When general manager Ray Shero steps to the podium in Vancouver, he is going to announce Jack Hughes as the first-overall pick. Not just because Hughes is more marketable than Kaapo Kakko, or because Shero knows Hughes’ dad. It will be because Hughes is a better hockey player than Kakko and can be a game-changing talent at the NHL level.
Hughes is one of the most decorated prospects in NHL history. He holds the USNTDP record for career points and points per game. This year he broke Ovechkin’s record for career points at the IIHF U-18 tournament. And he came one point shy of breaking Nikita Kucherov’s single-tournament record for points. Hughes has performed exceptionally against every type of competition he has faced. Whether it was the USHL, NCAA, U-20, U-18, and grown men this year at the IIHF World Championship.
While Kakko has certainly raised some eyebrows through his awesome showing at the Worlds, there are still plenty of reasons to believe Hughes will be the more effective NHL superstar.
In today’s NHL speed kills. Everyone on an NHL roster has to be able to skate at a high level, from a team’s first-line center to their third-pairing defenseman. There is no room for players who can’t get themselves up and down the ice.
Hughes in a straight line may not be the fastest player in this draft class. However, there isn’t a player in this class who can handle the puck like Hughes does at the speed he skates. We have seen Connor McDavid dominate the NHL with his ability to handle the puck while flying up the ice. Hughes may not be at that level, but he has the necessary tools to maybe one day get there.
What Hughes can do is completely change the way an opponent defends against his line. He will push defenders back on their heels with his speed. In the modern NHL, controlled zone entries and exits are at a premium. When people discuss why Hughes should go first overall, it is easy to point to his gaudy point totals and elite skating. What really will set Hughes apart from the pack is his ability to transition the puck from defense to offense almost seamlessly.
This isn’t to say that Hughes doesn’t also possess
However, there are some knocks on Hughes game that should be stated as well. He lacks physically maturity, and he can often be neutralized by some physical play. His answer for this is his agility and I.Q. that help him avoid situations where guys can crunch him against the boards.
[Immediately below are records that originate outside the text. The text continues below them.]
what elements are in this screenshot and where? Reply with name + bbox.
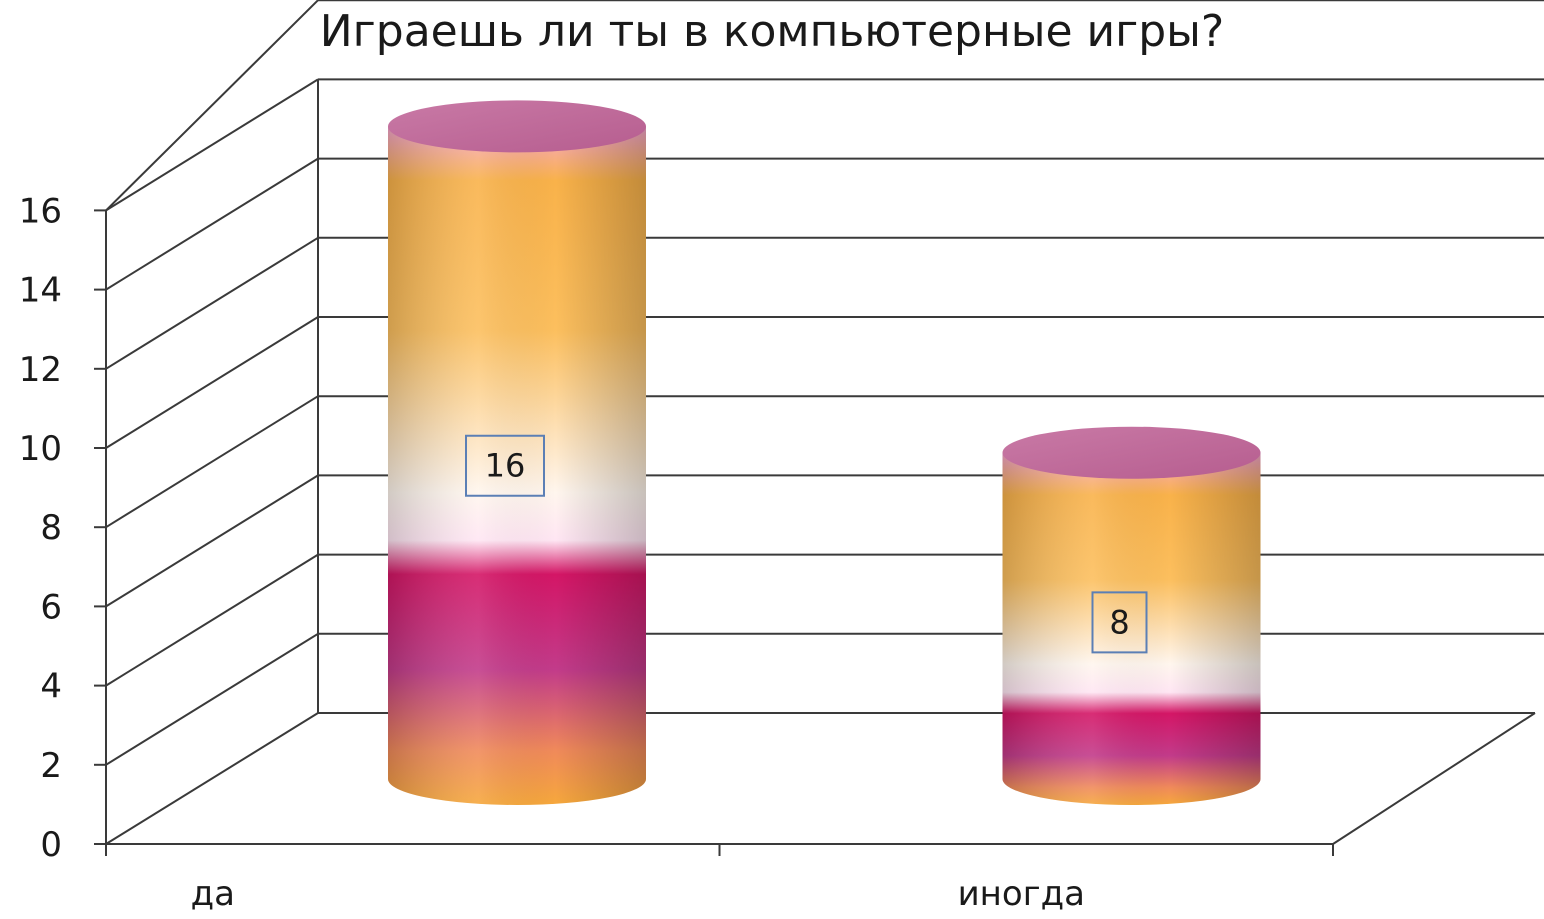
data-label: 8	[1091, 591, 1148, 654]
gridline	[105, 78, 1544, 212]
y-tick-label: 8	[40, 508, 62, 548]
bar-shading	[388, 126, 646, 806]
gridline	[105, 316, 1544, 449]
data-label-text: 8	[1109, 603, 1129, 641]
gridline	[105, 553, 1544, 687]
gridline	[105, 712, 319, 845]
x-category-label: да	[191, 874, 235, 914]
bar-2: 8	[1002, 426, 1261, 805]
y-tick-label: 16	[19, 191, 62, 231]
x-category-label: иногда	[958, 874, 1085, 914]
gridline	[105, 0, 1544, 212]
y-tick-label: 12	[19, 350, 62, 390]
gridline	[105, 395, 1544, 529]
bar-top-cap	[388, 100, 646, 153]
bar-top-cap	[1002, 426, 1261, 479]
floor-right-edge	[1332, 712, 1536, 845]
y-tick-label: 14	[19, 271, 62, 311]
data-label-text: 16	[485, 447, 526, 485]
bars: 16 8	[388, 100, 1261, 806]
y-tick-label: 10	[19, 429, 62, 469]
gridline	[105, 236, 1544, 370]
bar-shading	[1002, 452, 1261, 805]
y-tick-label: 4	[40, 667, 62, 707]
y-axis: 0 2 4 6 8 10 12 14 16	[19, 191, 106, 865]
gridlines	[105, 0, 1544, 845]
x-axis: да иногда	[105, 844, 1334, 914]
gridline	[105, 632, 1544, 766]
y-tick-label: 0	[40, 825, 62, 865]
y-tick-label: 2	[40, 746, 62, 786]
bar-1: 16	[388, 100, 646, 806]
chart-title: Играешь ли ты в компьютерные игры?	[319, 6, 1225, 57]
data-label-box	[1091, 591, 1148, 654]
gridline	[105, 157, 1544, 291]
gridline	[105, 474, 1544, 608]
y-tick-label: 6	[40, 587, 62, 627]
data-label-box	[465, 434, 545, 497]
data-label: 16	[465, 434, 545, 497]
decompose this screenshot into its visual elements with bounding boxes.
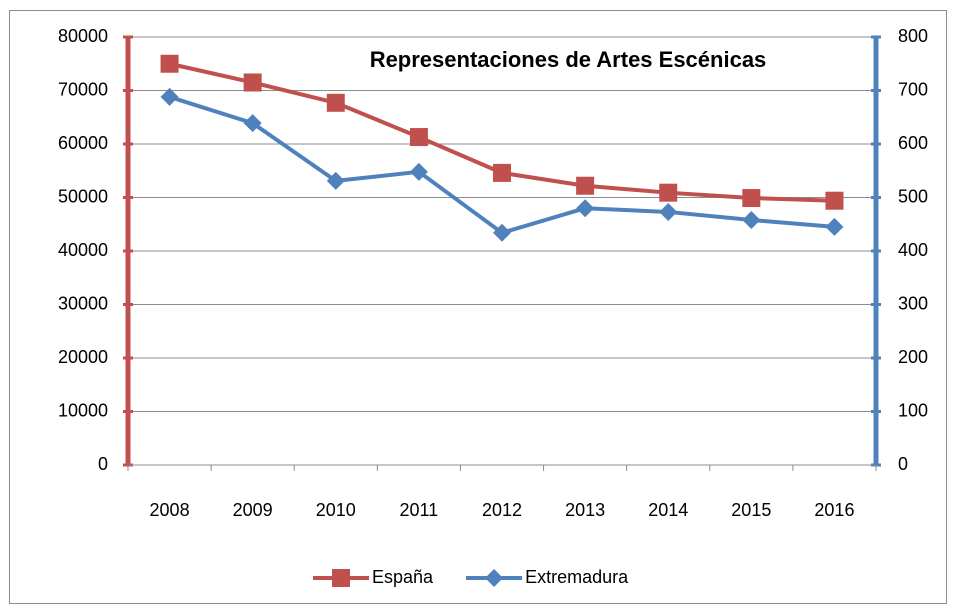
y-tick-label: 40000 bbox=[58, 240, 108, 260]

I think there is one string of plays that perfectly encapsulates why fans shouldn’t be worried about his physicality. In the third period of the quarterfinal against Russia (the #1 seed in the tournament) Hughes was slammed face first into the ice by Nikita Zadorov. His chin was cut open and he slowly went to the bench.
Hughes didn’t miss a shift, and two shifts later, he stole the puck from Mikhail Sergachev and hit Noah Hanifin with a perfect pass to bring the U.S within a goal of tying the game. If that isn’t a gamer then what is?
Many point to Hughes’ defensive game as a weakness as well. While he will struggle to push people out of the front of the net, he can certainly provide defensive value elsewhere. The most effective defensive play in all of hockey is a controlled zone exit. As stated above, Hughes is the best player in his class at transitioning the puck up the ice. His greatest defensive ability is not allowing for the puck to be in the defensive zone all that long.
The Devils haven’t drafted an offensive talent like Hughes since Zach Parise. Though having a physical monster along the boards like Kakko can be enticing, dynamic playmakers like Hughes are just not available anywhere besides the first-overall pick. Hughes has, and will always be,the right move.